12/6/07

No More Syllabus

Warning -- soap box!

I'm the Academic Dean for Colorado Community Colleges Online and in that role I often play referee between faculty and students. Far too often the dispute is around the acceptance of late work and the inability of all learners to meet all deadlines. I'm in the community college world, so most of our learners are adults with jobs, families, crises, and many activities with many levels of importance in their lives. As faculty (because I wear that hat also) our goal is to help the learner meet a set of learning outcomes with respect to our field. In our interaction with the learner that is actually our only official goal.

Learners are taking our classes with the goal of meeting those same learning outcomes.

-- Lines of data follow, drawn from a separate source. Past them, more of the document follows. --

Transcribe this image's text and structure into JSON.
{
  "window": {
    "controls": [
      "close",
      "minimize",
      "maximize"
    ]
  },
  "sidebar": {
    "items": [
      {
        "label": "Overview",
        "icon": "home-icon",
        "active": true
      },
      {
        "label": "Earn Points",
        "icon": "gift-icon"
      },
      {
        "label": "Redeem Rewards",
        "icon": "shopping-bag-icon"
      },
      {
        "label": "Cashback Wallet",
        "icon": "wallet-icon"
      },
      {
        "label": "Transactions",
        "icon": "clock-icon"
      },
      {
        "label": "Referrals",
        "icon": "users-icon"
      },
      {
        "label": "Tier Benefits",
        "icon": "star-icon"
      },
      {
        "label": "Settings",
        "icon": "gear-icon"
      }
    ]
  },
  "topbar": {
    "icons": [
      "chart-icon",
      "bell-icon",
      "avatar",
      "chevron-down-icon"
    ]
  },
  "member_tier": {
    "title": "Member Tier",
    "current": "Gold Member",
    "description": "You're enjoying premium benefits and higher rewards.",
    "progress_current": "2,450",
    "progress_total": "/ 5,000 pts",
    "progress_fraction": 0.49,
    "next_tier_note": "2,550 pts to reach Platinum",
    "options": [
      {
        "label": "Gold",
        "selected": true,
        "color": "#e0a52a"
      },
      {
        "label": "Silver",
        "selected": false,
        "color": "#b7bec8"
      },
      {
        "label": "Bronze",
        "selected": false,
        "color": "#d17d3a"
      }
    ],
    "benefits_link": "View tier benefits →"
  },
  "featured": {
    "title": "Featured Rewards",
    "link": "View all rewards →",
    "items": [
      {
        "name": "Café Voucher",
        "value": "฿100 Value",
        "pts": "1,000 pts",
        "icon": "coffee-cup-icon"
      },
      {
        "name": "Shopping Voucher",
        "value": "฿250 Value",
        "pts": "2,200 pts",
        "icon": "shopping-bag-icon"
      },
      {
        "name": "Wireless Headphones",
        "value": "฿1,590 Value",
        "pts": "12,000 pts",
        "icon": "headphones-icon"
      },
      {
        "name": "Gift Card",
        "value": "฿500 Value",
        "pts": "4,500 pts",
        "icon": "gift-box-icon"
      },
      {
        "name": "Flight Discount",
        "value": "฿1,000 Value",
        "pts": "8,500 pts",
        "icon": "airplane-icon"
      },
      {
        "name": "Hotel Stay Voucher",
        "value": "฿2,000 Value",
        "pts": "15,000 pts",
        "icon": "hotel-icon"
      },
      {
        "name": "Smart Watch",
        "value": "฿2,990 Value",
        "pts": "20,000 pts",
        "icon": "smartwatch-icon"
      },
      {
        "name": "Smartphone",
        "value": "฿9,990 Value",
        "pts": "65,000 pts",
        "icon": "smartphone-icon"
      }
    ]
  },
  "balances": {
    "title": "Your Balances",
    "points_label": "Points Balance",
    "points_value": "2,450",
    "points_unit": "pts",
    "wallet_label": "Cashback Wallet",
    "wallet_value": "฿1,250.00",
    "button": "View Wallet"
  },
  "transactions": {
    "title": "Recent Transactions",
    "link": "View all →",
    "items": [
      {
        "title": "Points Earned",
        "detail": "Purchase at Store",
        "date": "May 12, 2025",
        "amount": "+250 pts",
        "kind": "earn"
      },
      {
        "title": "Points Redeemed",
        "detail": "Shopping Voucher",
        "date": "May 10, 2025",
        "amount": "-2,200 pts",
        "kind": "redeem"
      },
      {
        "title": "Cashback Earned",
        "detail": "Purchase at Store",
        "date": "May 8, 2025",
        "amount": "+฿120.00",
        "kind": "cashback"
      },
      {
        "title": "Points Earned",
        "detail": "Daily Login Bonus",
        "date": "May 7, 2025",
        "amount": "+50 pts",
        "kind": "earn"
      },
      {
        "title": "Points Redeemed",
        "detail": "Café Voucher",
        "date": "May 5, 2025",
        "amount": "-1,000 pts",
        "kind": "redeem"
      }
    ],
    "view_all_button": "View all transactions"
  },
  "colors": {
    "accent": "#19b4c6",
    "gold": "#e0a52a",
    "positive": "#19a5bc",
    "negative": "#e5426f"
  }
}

The problem comes when meeting the class schedule becomes the primary learning outcome and when the learner's grade reflects, not her understanding of the course material, but rather her ability to complete all required course activities on time.

Faculty have some rights in this debate of course -- they are also adults who need to have some control over their own schedule and they also need a way to evaluate the learner's understanding of the material. In most educational settings however, the faculty appears to have all of the rights, all control over the course schedule, assessment schedule and type. How much better and exciting would education be if some of this control was ceded to the learner?

For a much better post on this topic read Tomorrow's Professor on Death to the Syllabus - http://amps-tools.mit.edu/tomprofblog/archives/2007/11/834_death_to_th.html#more.

A solution discussed in that post and in many other books (Learner Centered Teaching by MaryEllen Weimer for example) and articles is a jointly developed syllabus where learners help develop the activities by which they will be assessed. Another solution is a more traditional syllabus but with flexibility in assignments built in, from something as straight-forward as allowing learners to take 5 out of 7 exams (they choose which ones to drop) to a more complex set of assignments of which learners choose a certain number from several categories.

Ideas such as these will help keep learners engaged in the course while alleviating the conflict between measuring learning outcomes and measuring learners' ability to meet fixed schedules.